Uses of Colonoscopy
A Colonoscopy is an important way to check for colon cancer and to treat colon polyps. Polyps are abnormal growths on the inside lining of the intestine; they vary in size and shape and while most polyps are not cancerous, some may turn into cancer. However, it is not possible to tell just by looking at a polyp if it is malignant or potentially malignant. This is why colonoscopy is often used to remove polyps, a technique called a polypectomy. Colonoscopy is also a safe and effective way to evaluate problems such as: Blood loss. Abdominal or rectal pain. Changes in bowel habits, such as chronic diarrhea. Abnormalities that may have first been detected by other studies, such as an inflamed colon noted on a CT scan of the abdomen. Active bleeding from the large bowel. Another advantage of the procedure is that, when needed, other instruments can be passed through the colonoscope. These may be used, for example, to painlessly remove a suspicious-looking growth or to biopsy, that is, take a small piece of tissue for further analysis.
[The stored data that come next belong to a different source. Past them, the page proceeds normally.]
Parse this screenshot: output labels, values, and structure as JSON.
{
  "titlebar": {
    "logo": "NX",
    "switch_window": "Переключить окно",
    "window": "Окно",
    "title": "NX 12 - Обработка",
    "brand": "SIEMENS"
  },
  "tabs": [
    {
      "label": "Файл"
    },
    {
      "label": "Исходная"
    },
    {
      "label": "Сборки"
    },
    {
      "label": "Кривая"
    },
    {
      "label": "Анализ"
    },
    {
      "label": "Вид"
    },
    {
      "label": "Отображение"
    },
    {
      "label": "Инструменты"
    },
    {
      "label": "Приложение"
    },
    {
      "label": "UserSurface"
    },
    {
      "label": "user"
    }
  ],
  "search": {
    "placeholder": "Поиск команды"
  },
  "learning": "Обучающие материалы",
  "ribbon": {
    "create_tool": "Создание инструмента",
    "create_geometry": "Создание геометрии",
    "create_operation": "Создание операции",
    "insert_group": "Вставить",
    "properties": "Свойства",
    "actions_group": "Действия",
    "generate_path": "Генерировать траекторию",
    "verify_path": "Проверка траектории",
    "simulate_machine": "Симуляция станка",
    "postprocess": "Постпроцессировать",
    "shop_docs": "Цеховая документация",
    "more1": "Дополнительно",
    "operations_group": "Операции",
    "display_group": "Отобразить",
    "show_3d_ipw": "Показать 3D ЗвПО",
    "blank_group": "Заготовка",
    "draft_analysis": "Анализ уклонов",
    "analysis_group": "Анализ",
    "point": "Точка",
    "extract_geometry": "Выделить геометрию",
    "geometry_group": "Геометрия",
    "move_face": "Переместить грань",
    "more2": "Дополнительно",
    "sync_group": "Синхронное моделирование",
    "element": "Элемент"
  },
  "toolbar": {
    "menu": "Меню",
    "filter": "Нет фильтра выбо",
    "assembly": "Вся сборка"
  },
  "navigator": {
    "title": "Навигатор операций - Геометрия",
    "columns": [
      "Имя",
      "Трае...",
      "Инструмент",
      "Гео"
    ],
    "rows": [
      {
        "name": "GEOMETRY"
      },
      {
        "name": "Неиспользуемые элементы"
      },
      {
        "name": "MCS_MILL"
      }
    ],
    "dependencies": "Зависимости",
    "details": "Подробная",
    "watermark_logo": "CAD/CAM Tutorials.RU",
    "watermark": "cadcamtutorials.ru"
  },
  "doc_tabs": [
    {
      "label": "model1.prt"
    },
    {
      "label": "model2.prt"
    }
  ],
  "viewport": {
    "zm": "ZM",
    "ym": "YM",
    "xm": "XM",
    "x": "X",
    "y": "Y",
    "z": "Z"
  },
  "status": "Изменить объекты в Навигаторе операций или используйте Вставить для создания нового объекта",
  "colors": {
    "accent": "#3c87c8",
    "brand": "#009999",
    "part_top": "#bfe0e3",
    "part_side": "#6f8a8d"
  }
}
In this way, colonoscopy may help to avoid surgery or to better define what type of surgery may need to be done. A shorter version of the colonoscope is called a sigmoidoscope. This instrument is used to screen for problems in the lower part of the large bowel (colon) only. The colonoscope, however, is long enough to inspect all of the large bowel and even the lower part of the small intestine.
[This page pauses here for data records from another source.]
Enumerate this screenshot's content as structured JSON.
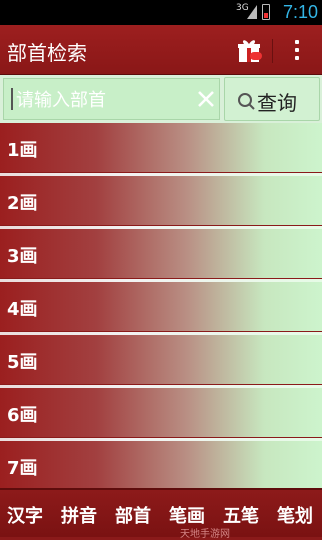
{
  "status_bar": {
    "network": "3G",
    "time": "7:10"
  },
  "action_bar": {
    "title": "部首检索",
    "gift_icon": "gift-icon",
    "more_icon": "overflow-menu-icon"
  },
  "search": {
    "placeholder": "请输入部首",
    "value": "",
    "clear_icon": "clear-x-icon",
    "button_icon": "search-icon",
    "button_label": "查询"
  },
  "strokes": {
    "items": [
      "1画",
      "2画",
      "3画",
      "4画",
      "5画",
      "6画",
      "7画"
    ]
  },
  "tabs": {
    "items": [
      "汉字",
      "拼音",
      "部首",
      "笔画",
      "五笔",
      "笔划"
    ],
    "active": "部首"
  },
  "watermark": "天地手游网",
  "colors": {
    "primary_red": "#9d1f1f",
    "light_green": "#cdf4cd",
    "status_time": "#33b5e5"
  }
}
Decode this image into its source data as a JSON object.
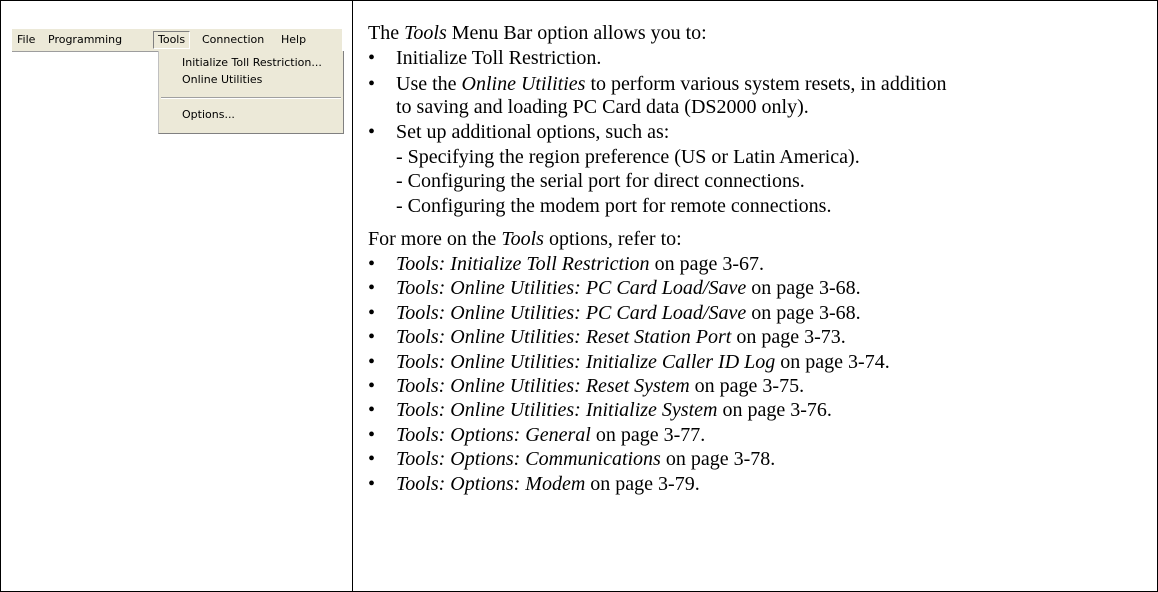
{
  "menu": {
    "menubar": [
      "File",
      "Programming",
      "Tools",
      "Connection",
      "Help"
    ],
    "dropdown_items": [
      "Initialize Toll Restriction...",
      "Online Utilities",
      "Options..."
    ]
  },
  "intro": {
    "italic": "Tools",
    "rest": " Menu Bar option allows you to:",
    "prefix": "The "
  },
  "bullets1": [
    {
      "plain": "Initialize Toll Restriction."
    },
    {
      "pre": "Use the ",
      "italic": "Online Utilities",
      "post": " to perform various system resets, in addition",
      "cont": "to saving and loading PC Card data (DS2000 only)."
    },
    {
      "plain": "Set up additional options, such as:"
    }
  ],
  "sub_items": [
    "- Specifying the region preference (US or Latin America).",
    "- Configuring the serial port for direct connections.",
    "- Configuring the modem port for remote connections."
  ],
  "refer": {
    "prefix": "For more on the ",
    "italic": "Tools",
    "rest": " options, refer to:"
  },
  "refs": [
    {
      "italic": "Tools: Initialize Toll Restriction",
      "page": " on page 3-67."
    },
    {
      "italic": "Tools: Online Utilities: PC Card Load/Save",
      "page": " on page 3-68."
    },
    {
      "italic": "Tools: Online Utilities: PC Card Load/Save",
      "page": " on page 3-68."
    },
    {
      "italic": "Tools: Online Utilities: Reset Station Port",
      "page": " on page 3-73."
    },
    {
      "italic": "Tools: Online Utilities: Initialize Caller ID Log",
      "page": " on page 3-74."
    },
    {
      "italic": "Tools: Online Utilities: Reset System",
      "page": " on page 3-75."
    },
    {
      "italic": "Tools: Online Utilities: Initialize System",
      "page": " on page 3-76."
    },
    {
      "italic": "Tools: Options: General",
      "page": " on page 3-77."
    },
    {
      "italic": "Tools: Options: Communications",
      "page": " on page 3-78."
    },
    {
      "italic": "Tools: Options: Modem",
      "page": " on page 3-79."
    }
  ],
  "bullet_char": "•"
}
How do I prepare for my colonoscopy?
You will be given instructions in advance that will outline what you should and should not do in preparation for colonoscopy; be sure to read and follow these instructions. One very critical step is to thoroughly clean out the colon, which, for many patients, can be the most trying part of the entire exam. It is essential that you complete this step carefully, because how well the bowel is emptied will help determine how well your doctor can examine it during colonoscopy. Various methods can be used to help cleanse the bowel, and your doctor will recommend what he or she prefers in your specific case. Often, a liquid preparation designed to stimulate bowel movements is given by mouth. Additional approaches include special diets, such as clear fluids, or the use of enemas or suppositories. Whichever method or combination of methods is recommended for you, be sure to follow instructions as directed.